I knew I’d be hiking the same valley and view for at least an hour, so I just hoped I’d at least get moments of the view as I climbed up. I was immediately happy with my decision to move on. The fog didn’t fully lift as I continued further up Val de Bagne. I was hoping to get a complete view of Combin massif, but it was only showing in bits. I did get to see the view at moments and I was satisfied with that.
I was on the Sentier (French for trail) de Chamois. I had the trail all to myself, and that’s such a great feeling. The book says to keep an eye out for ibex and chamois. I turned a corner while going across some rocks I was focused on. I heard a noise, and looked up to see a group of chamois (or are they ibex??) right above me blending into the rocks! Score!
I continued up to Col Termin, and was rewarded for efforts with a clear view on the other side of the col!
Now in a new valley, the views were the clearest I’ve seen them this whole route. Rather than dropping down, the route remains quite high (above 7800ft/2400m) and traversed along the valley toward Col de Louvie. It was really energizing. I was so excited and happy I’d decided to continue on.
The final reward for the day was that Combin massif completely cleared and was glorious. Pictures really don’t give the effect of how grand all these things are. I’m thankful that I was able to see them.

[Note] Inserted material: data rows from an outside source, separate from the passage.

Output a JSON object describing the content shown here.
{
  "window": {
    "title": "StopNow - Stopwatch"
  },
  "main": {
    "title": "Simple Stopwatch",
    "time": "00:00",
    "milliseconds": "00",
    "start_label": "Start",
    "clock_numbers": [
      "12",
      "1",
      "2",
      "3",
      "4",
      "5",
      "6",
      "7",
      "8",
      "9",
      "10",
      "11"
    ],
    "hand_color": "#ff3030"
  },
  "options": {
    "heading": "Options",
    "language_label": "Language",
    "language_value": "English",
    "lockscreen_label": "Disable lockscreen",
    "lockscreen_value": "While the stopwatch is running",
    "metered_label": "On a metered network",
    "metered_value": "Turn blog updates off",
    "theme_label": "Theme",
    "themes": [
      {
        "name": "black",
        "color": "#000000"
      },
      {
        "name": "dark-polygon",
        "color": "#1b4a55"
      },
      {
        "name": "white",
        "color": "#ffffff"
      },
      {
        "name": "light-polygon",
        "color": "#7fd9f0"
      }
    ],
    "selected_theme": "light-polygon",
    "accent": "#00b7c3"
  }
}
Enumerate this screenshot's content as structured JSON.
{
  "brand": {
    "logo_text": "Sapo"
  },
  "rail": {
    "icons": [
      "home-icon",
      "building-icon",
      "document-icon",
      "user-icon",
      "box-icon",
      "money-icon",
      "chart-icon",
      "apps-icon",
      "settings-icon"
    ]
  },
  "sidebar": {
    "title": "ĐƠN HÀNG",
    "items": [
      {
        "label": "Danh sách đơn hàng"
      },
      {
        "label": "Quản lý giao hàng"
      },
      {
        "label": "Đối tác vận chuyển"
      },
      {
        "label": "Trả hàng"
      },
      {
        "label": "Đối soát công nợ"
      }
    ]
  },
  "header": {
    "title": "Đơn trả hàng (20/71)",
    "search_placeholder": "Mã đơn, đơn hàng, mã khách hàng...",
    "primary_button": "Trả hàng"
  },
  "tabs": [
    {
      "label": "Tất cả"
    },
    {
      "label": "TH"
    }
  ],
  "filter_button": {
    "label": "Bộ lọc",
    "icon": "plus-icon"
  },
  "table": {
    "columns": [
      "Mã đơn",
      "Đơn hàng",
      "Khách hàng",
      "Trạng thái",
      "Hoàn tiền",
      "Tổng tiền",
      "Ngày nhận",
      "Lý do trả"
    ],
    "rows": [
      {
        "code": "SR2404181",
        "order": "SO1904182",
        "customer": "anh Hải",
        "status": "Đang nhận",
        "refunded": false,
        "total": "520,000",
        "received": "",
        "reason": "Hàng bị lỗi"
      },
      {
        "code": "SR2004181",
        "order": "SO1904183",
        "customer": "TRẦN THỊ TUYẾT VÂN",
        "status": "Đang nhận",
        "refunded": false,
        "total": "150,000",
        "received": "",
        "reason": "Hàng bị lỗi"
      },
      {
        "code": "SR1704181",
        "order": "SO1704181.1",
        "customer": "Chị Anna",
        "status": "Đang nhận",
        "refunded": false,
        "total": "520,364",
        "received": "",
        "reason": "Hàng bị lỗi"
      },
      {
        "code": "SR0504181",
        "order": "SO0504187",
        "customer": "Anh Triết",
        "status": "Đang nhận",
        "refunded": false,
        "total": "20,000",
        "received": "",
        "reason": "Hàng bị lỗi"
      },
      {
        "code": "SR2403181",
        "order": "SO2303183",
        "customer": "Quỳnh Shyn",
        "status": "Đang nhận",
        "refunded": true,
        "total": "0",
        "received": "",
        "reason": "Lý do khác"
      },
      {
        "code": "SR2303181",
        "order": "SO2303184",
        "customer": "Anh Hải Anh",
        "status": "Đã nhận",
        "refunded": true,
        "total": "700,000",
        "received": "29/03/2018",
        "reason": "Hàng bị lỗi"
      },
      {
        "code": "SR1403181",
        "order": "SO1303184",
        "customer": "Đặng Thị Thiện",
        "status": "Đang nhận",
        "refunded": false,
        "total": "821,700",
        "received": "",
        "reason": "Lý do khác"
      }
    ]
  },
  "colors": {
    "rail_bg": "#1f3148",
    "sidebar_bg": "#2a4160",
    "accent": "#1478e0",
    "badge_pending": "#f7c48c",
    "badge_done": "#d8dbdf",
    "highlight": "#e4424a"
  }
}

I had a guess on the map where there might be water and a flat spot to throw the tent up before Col de Louvie, so I hoped I wouldn’t have to go over it. The one group of hikers I saw this second part of the day were coming towards me and confirmed there was water at Torrent Louvie before the col, but questioned my ability to find a flat spot among the rocks. That’s all part of the fun! I knew the elevation was flat enough. I just needed to find a spot big enough to squeeze the tent in, and I did!
I’m up quite high (8902ft/2713) and temps are expected to drop just above freezing (hopefully not below) tonight. I had the goal of getting setup and in my sleeping bag before the sun dropped behind the mountains and just barely made it. Ah, dinner in the sleeping bag.
There isn’t any wind and it’s super peaceful. I’m all bundled up and quite warm. I luckily had to pitch the tent up against a rock that totally blocks cold air from coming in on my face. I also have the strategy of opening my umbrella up in the vestibule to give more of a wall of warmth. It’s totally working and I’m super cozy. The problem will be the motivation it will take to get out in the morning to dig my daily hole. That will be a cold one! I’m sleeping with my water filter (Sawyer Squeeze) just in case so it doesn’t freeze.